During this debate, the right hon. Member for East Yorkshire confessed to two things that surprised me. I always thought he was a car lover who understood motor cars, but I now discover that he has neither a Ferrari nor an Alfa Romeo, which says to me that he has no judgment whatever about Italian machinery. He also tells me that he puts his car “in park”, which means that he is driving an automatic, so in my book he is no lover of driving.

The right hon. Gentleman describes scenarios, such as when one is in a traffic jam on the motorway. The hon. Member for North Shropshire mentioned similar events. In such circumstances, if people are phoning to say that they are stuck, immobile and cannot get on, why cannot we leave it to the police to use common sense about not booking them? That is what I would recommend. If we go down the route suggested by the Conservatives and set some criteria determining when people are not driving their car, what would sort of situation would we end up with? The second a policeman tapped on a person’s window, saying, “Hey, you! You’re using a mobile phone,” the person would whip their car into neutral, put the handbrake on and say, “I can use my mobile phone in these circumstances. I’m not driving my car.”

Having called all Vehicle and Operator Services Agency officials swinish followers of the law the other day, the right hon. Gentleman has now referred to those honourable boys and girls in blue as nincompoops. If I were him, I would keep my 15 vehicles well away from the highway any time in the next few months.

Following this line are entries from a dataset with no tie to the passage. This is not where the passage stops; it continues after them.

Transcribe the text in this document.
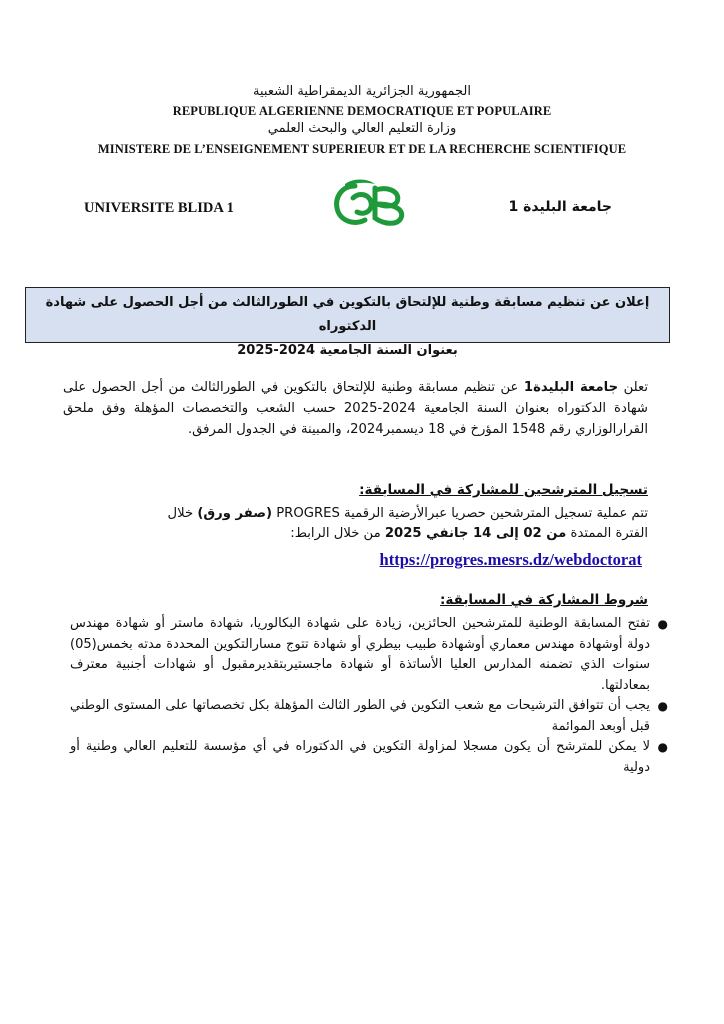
الجمهورية الجزائرية الديمقراطية الشعبية
REPUBLIQUE ALGERIENNE DEMOCRATIQUE ET POPULAIRE
وزارة التعليم العالي والبحث العلمي
MINISTERE DE L’ENSEIGNEMENT SUPERIEUR ET DE LA RECHERCHE SCIENTIFIQUE
UNIVERSITE BLIDA 1	جامعة البليدة 1
إعلان عن تنظيم مسابقة وطنية للإلتحاق بالتكوين في الطورالثالث من أجل الحصول على شهادة الدكتوراه
بعنوان السنة الجامعية 2024-2025
تعلن جامعة البليدة1 عن تنظيم مسابقة وطنية للإلتحاق بالتكوين في الطورالثالث من أجل الحصول على شهادة الدكتوراه بعنوان السنة الجامعية 2024-2025 حسب الشعب والتخصصات المؤهلة وفق ملحق القرارالوزاري رقم 1548 المؤرخ في 18 ديسمبر2024، والمبينة في الجدول المرفق.
تسجيل المترشحين للمشاركة في المسابقة:
تتم عملية تسجيل المترشحين حصريا عبرالأرضية الرقمية PROGRES (صفر ورق) خلال
الفترة الممتدة من 02 إلى 14 جانفي 2025 من خلال الرابط:
https://progres.mesrs.dz/webdoctorat
شروط المشاركة في المسابقة:
●
تفتح المسابقة الوطنية للمترشحين الحائزين، زيادة على شهادة البكالوريا، شهادة ماستر أو شهادة مهندس دولة أوشهادة مهندس معماري أوشهادة طبيب بيطري أو شهادة تتوج مسارالتكوين المحددة مدته بخمس(05) سنوات الذي تضمنه المدارس العليا الأساتذة أو شهادة ماجستيربتقديرمقبول أو شهادات أجنبية معترف بمعادلتها.
●
يجب أن تتوافق الترشيحات مع شعب التكوين في الطور الثالث المؤهلة بكل تخصصاتها على المستوى الوطني قبل أوبعد الموائمة
●
لا يمكن للمترشح أن يكون مسجلا لمزاولة التكوين في الدكتوراه في أي مؤسسة للتعليم العالي وطنية أو دولية
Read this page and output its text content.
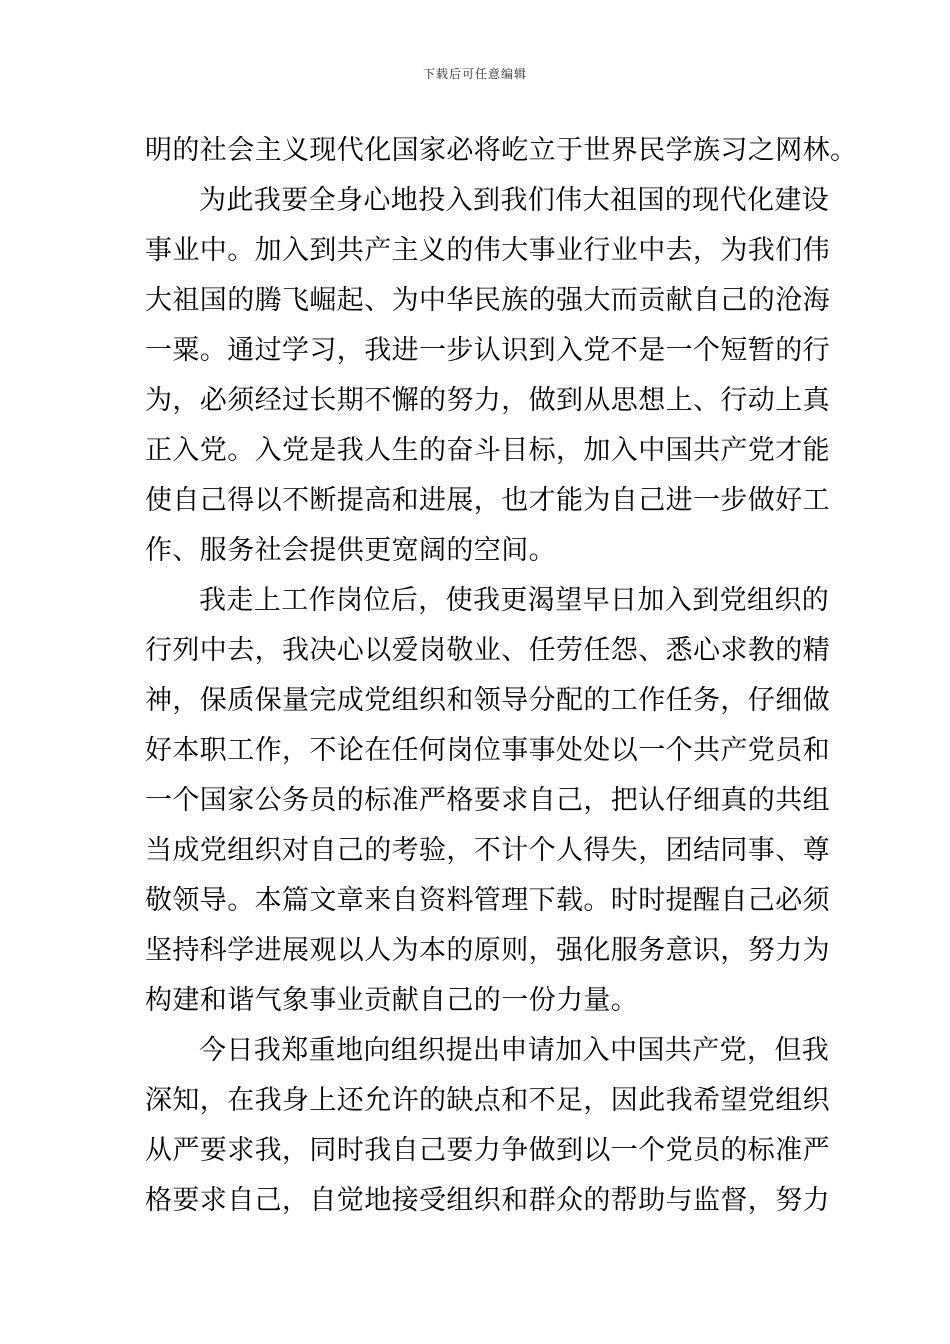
下载后可任意编辑
明的社会主义现代化国家必将屹立于世界民学族习之网林。
为此我要全身心地投入到我们伟大祖国的现代化建设
事业中。加入到共产主义的伟大事业行业中去，为我们伟
大祖国的腾飞崛起、为中华民族的强大而贡献自己的沧海
一粟。通过学习，我进一步认识到入党不是一个短暂的行
为，必须经过长期不懈的努力，做到从思想上、行动上真
正入党。入党是我人生的奋斗目标，加入中国共产党才能
使自己得以不断提高和进展，也才能为自己进一步做好工
作、服务社会提供更宽阔的空间。
我走上工作岗位后，使我更渴望早日加入到党组织的
行列中去，我决心以爱岗敬业、任劳任怨、悉心求教的精
神，保质保量完成党组织和领导分配的工作任务，仔细做
好本职工作，不论在任何岗位事事处处以一个共产党员和
一个国家公务员的标准严格要求自己，把认仔细真的共组
当成党组织对自己的考验，不计个人得失，团结同事、尊
敬领导。本篇文章来自资料管理下载。时时提醒自己必须
坚持科学进展观以人为本的原则，强化服务意识，努力为
构建和谐气象事业贡献自己的一份力量。
今日我郑重地向组织提出申请加入中国共产党，但我
深知，在我身上还允许的缺点和不足，因此我希望党组织
从严要求我，同时我自己要力争做到以一个党员的标准严
格要求自己，自觉地接受组织和群众的帮助与监督，努力
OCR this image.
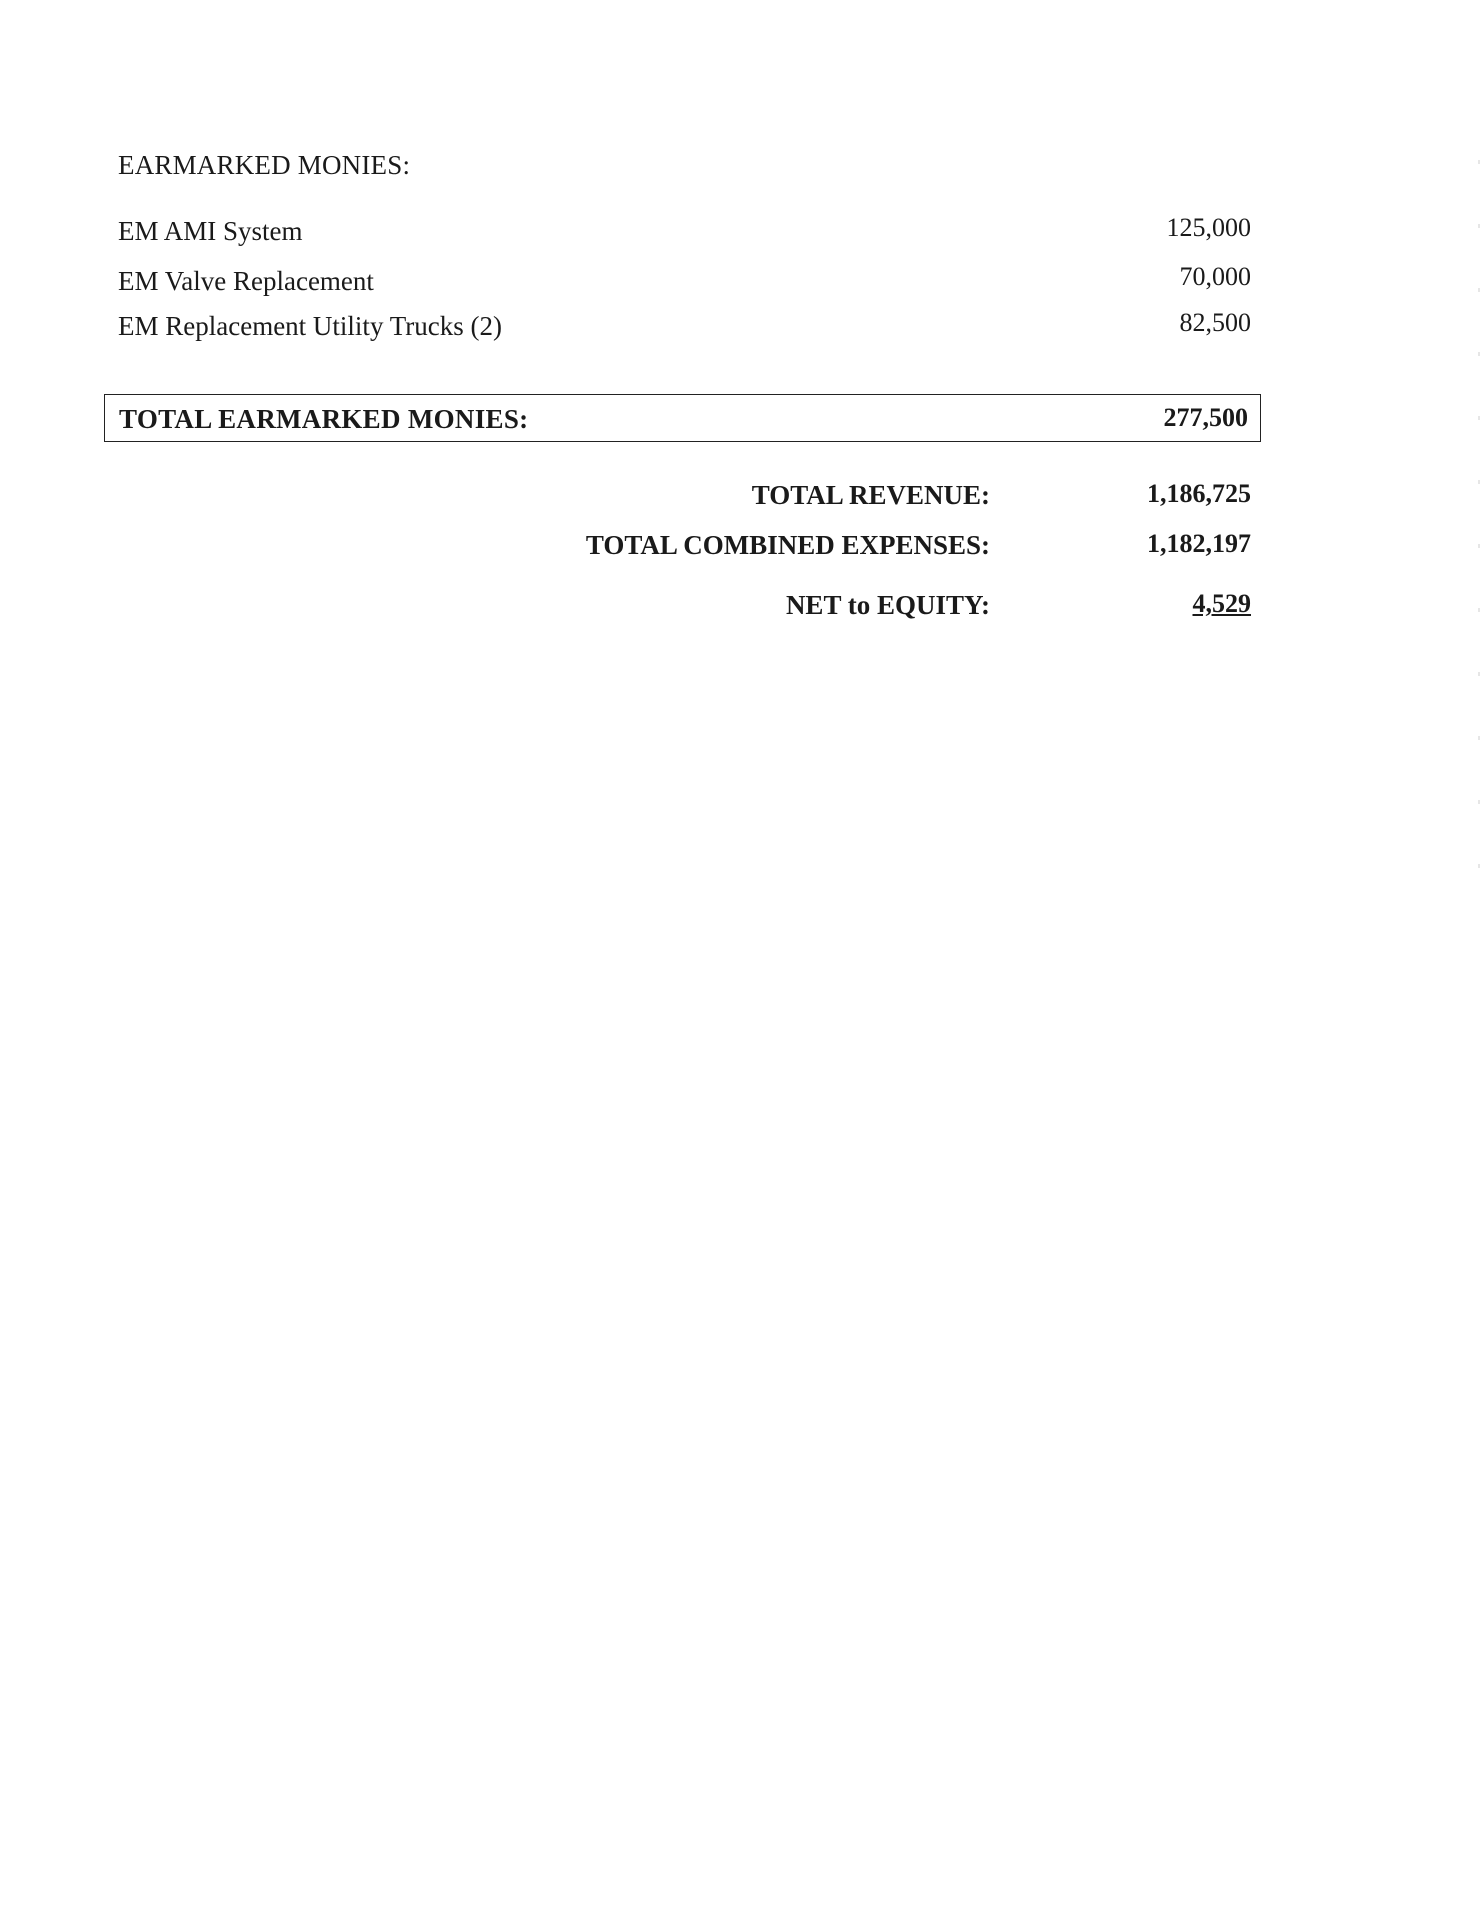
EARMARKED MONIES:
EM AMI System	125,000
EM Valve Replacement	70,000
EM Replacement Utility Trucks (2)	82,500
TOTAL EARMARKED MONIES:	277,500
TOTAL REVENUE:	1,186,725
TOTAL COMBINED EXPENSES:	1,182,197
NET to EQUITY:	4,529
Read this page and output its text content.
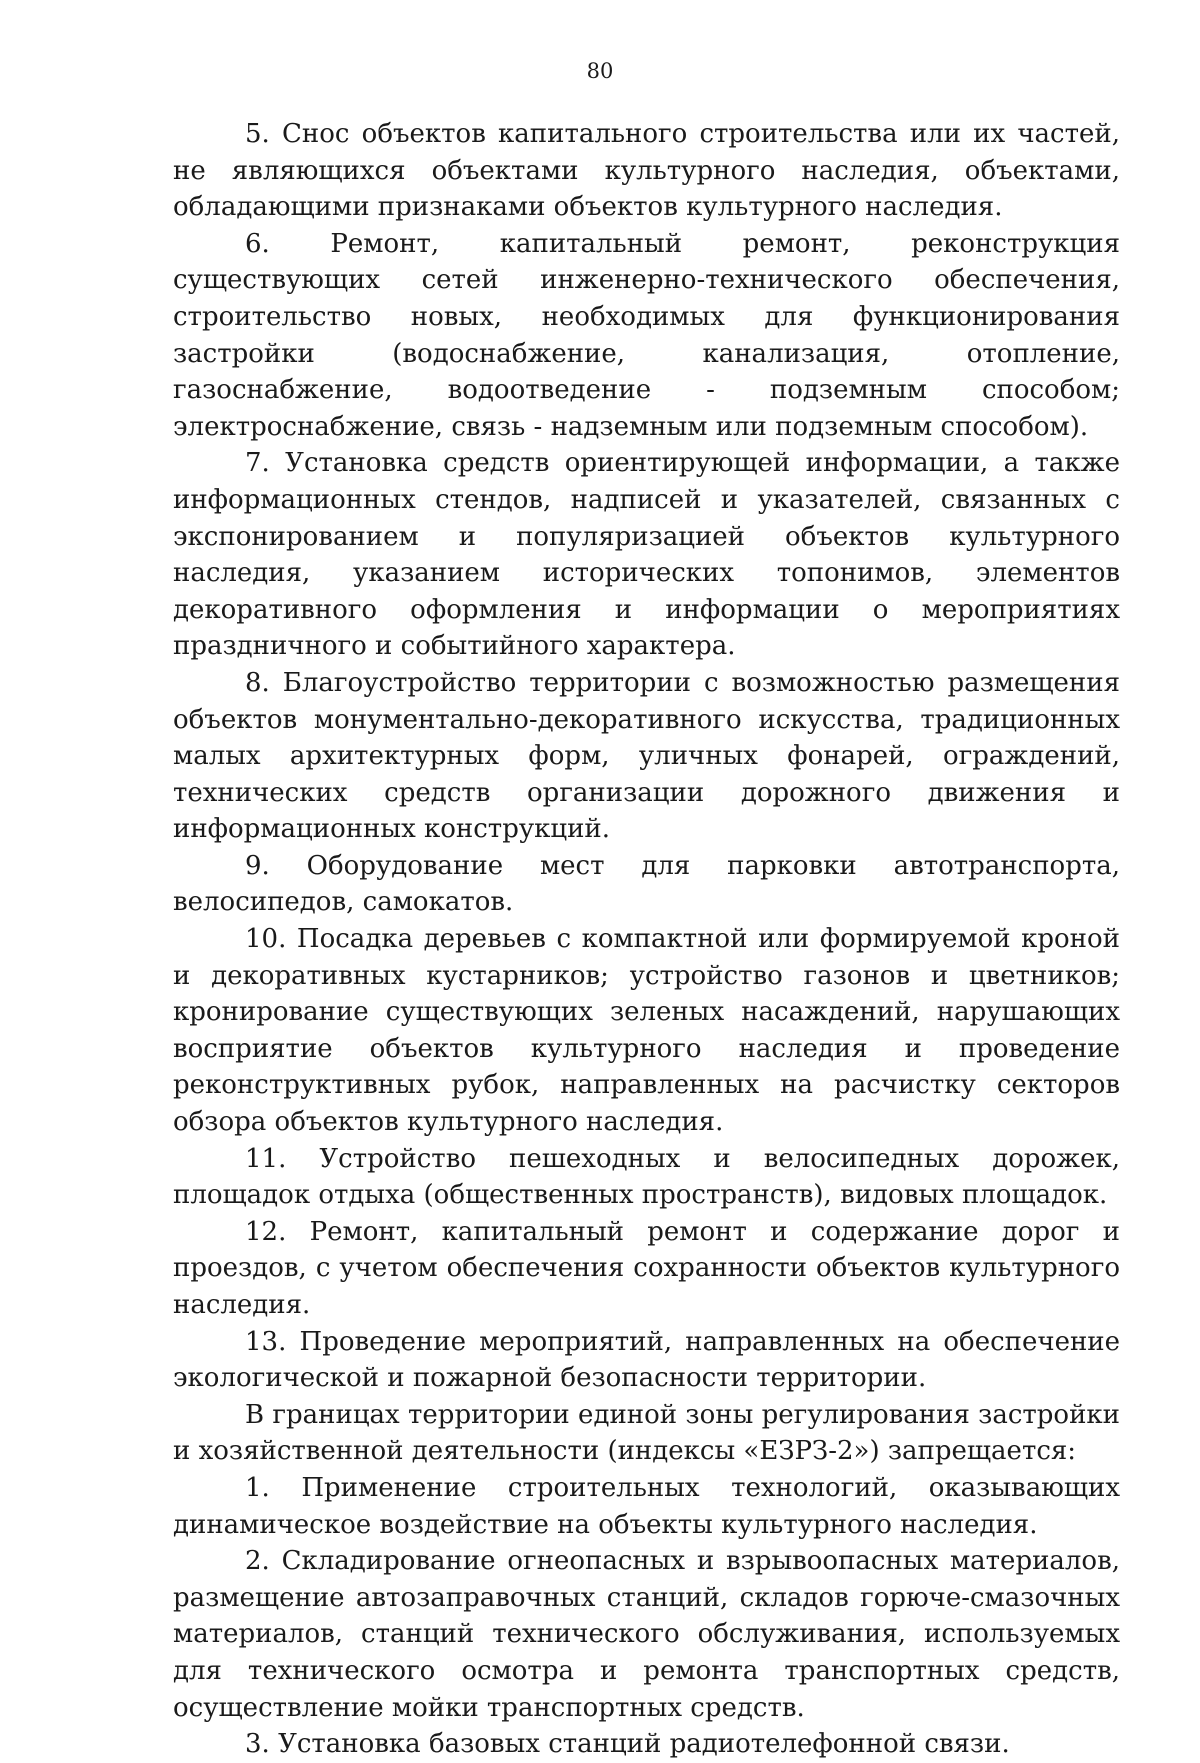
80

5. Снос объектов капитального строительства или их частей, не являющихся объектами культурного наследия, объектами, обладающими признаками объектов культурного наследия.

6. Ремонт, капитальный ремонт, реконструкция существующих сетей инженерно-технического обеспечения, строительство новых, необходимых для функционирования застройки (водоснабжение, канализация, отопление, газоснабжение, водоотведение - подземным способом; электроснабжение, связь - надземным или подземным способом).

7. Установка средств ориентирующей информации, а также информационных стендов, надписей и указателей, связанных с экспонированием и популяризацией объектов культурного наследия, указанием исторических топонимов, элементов декоративного оформления и информации о мероприятиях праздничного и событийного характера.

8. Благоустройство территории с возможностью размещения объектов монументально-декоративного искусства, традиционных малых архитектурных форм, уличных фонарей, ограждений, технических средств организации дорожного движения и информационных конструкций.

9. Оборудование мест для парковки автотранспорта, велосипедов, самокатов.

10. Посадка деревьев с компактной или формируемой кроной и декоративных кустарников; устройство газонов и цветников; кронирование существующих зеленых насаждений, нарушающих восприятие объектов культурного наследия и проведение реконструктивных рубок, направленных на расчистку секторов обзора объектов культурного наследия.

11. Устройство пешеходных и велосипедных дорожек, площадок отдыха (общественных пространств), видовых площадок.

12. Ремонт, капитальный ремонт и содержание дорог и проездов, с учетом обеспечения сохранности объектов культурного наследия.

13. Проведение мероприятий, направленных на обеспечение экологической и пожарной безопасности территории.

В границах территории единой зоны регулирования застройки и хозяйственной деятельности (индексы «ЕЗРЗ-2») запрещается:

1. Применение строительных технологий, оказывающих динамическое воздействие на объекты культурного наследия.

2. Складирование огнеопасных и взрывоопасных материалов, размещение автозаправочных станций, складов горюче-смазочных материалов, станций технического обслуживания, используемых для технического осмотра и ремонта транспортных средств, осуществление мойки транспортных средств.

3. Установка базовых станций радиотелефонной связи.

It is reasonable for a policeman to stop people using a mobile phone when he sees them driving up to a traffic light and can stop them without causing any danger or inconvenience to other road users. However, the Conservative amendment would allow people to pull up to the traffic lights, use their handbrake and say, “Sorry, officer, I’m not driving my vehicle so I don’t need to listen to what you say about the use of my mobile phone.”